As a later addition to the Invisible Man on his elbow, Stoughton had bright, detailed flowers tattooed surrounding The Invisible Man. On his calf, mirroring the brightness of colors, Stoughton also has a spider, desert coyote, scorpion and sunset mountain interconnected in friendly colors like turquoise, rose and yellow.

“I think there are lots of misconceptions about tattoos,” Stoughton said. “My friend works in a car dealership and he has to cover up everyday to hide his tattoos because a customer may not want to buy a car from him looking like a ‘thug’. The thing is, why is it we think we can tell if someone is a better or worse person by only looking at their skin?”
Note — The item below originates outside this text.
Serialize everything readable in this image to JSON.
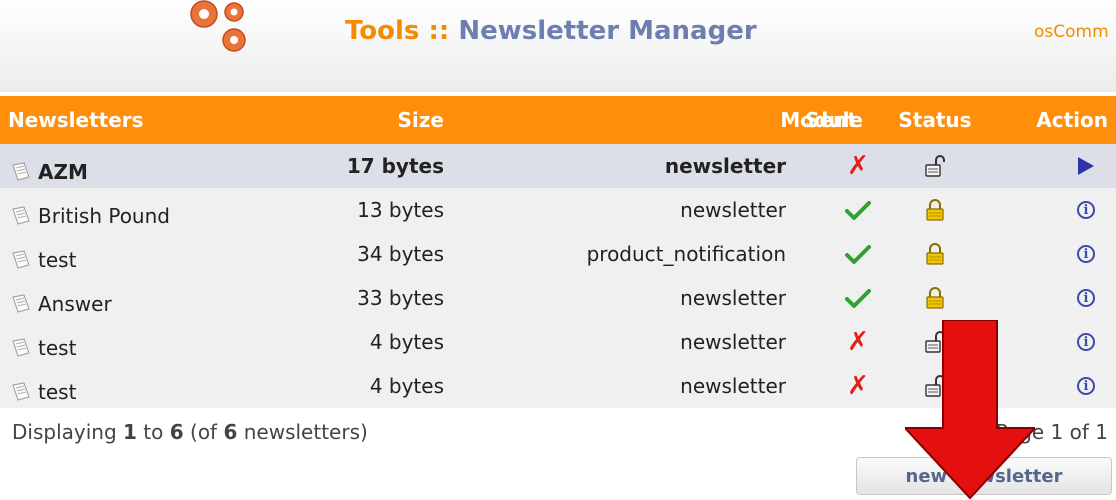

Stoughton recognizes the historical implications of tattoos as symbols of crimes done or debts paid.

“These ideas on tattooing are antiquated and people with tattoos should be judged on their character and nothing more,” said Stoughton. “In many Polynesian cultures tattoos are valued, many times carrying the stories of families or heritage. It’s not a western view, but it’s important to the people.”

Unlike tattoos of some indigenous peoples, Stoughton’s tattoos will continue to be questioned by curious strangers and art admirers alike, but Stoughton is okay with that.

“The tattoo artist who made this articulated my vision, so the art is theirs and ours to interpret,” he said. “Art always has a purpose, but it’s always different.”